Seasalt at Alila Seminyak
Beachfront Alila Seminyak restaurant with Japanese-accented seafood, vegan options, Kusamba sea salt and a thoughtful zero-waste bar approach.
Seasalt at Alila Seminyak is not a vegan restaurant, and that distinction matters. It earned its place in the older Bali vegan guide because it offers plant-forward options in a setting where many travellers will dine anyway: beachfront, polished, and tied to one of Seminyak’s better-known hotels.
The source copy sells the holiday theatre well: sand, waves, wine, brunch, sunset and service that knows what it is doing. Current Hyatt information adds the substance. Seasalt focuses on seafood with a Japanese touch, sources wild-caught, sustainably harvested catches from Indonesian waters through a local social enterprise, and seasons dishes with traditional organic Kusamba sea salt from East Bali. It also lists vegan, vegetarian and gluten-free options.

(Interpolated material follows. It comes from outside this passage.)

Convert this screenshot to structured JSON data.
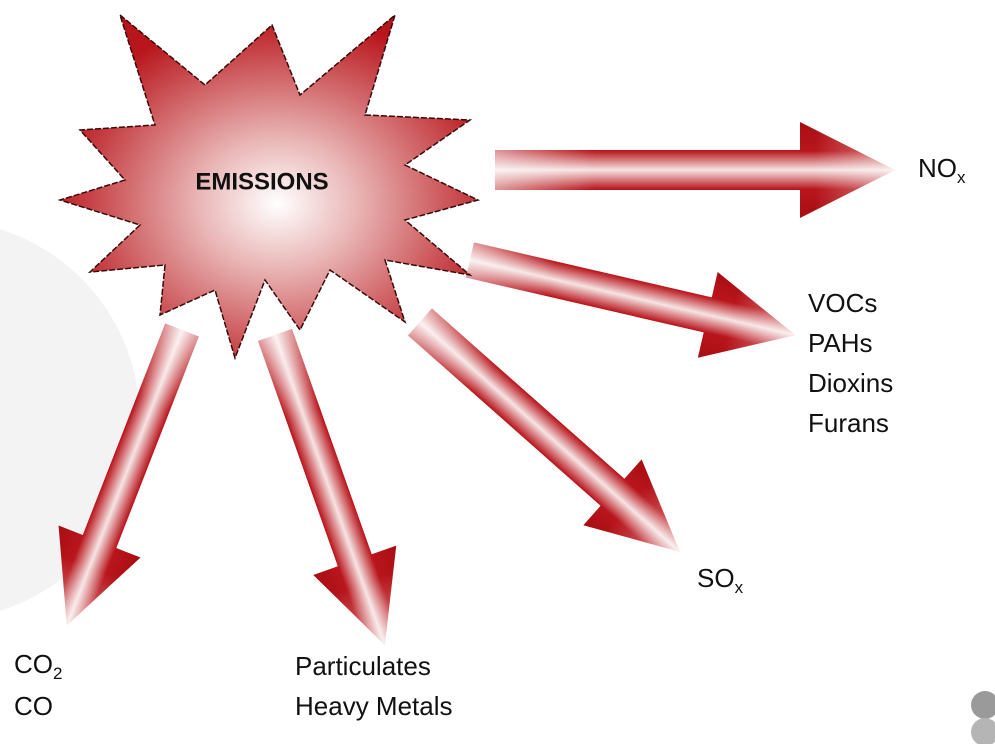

The sustainability story continues behind the bar, where Seasalt says it works with a zero-waste concept by reusing, fermenting, recycling and upcycling ingredients that might otherwise be discarded. That is the sort of operational detail we like: less halo, more practice.
For vegan diners, check the current menu before booking and ask clearly. For mixed tables, Seasalt is useful: a grown-up beach restaurant where plant-forward eaters are not left with the world’s saddest side salad. A low bar, beautifully cleared.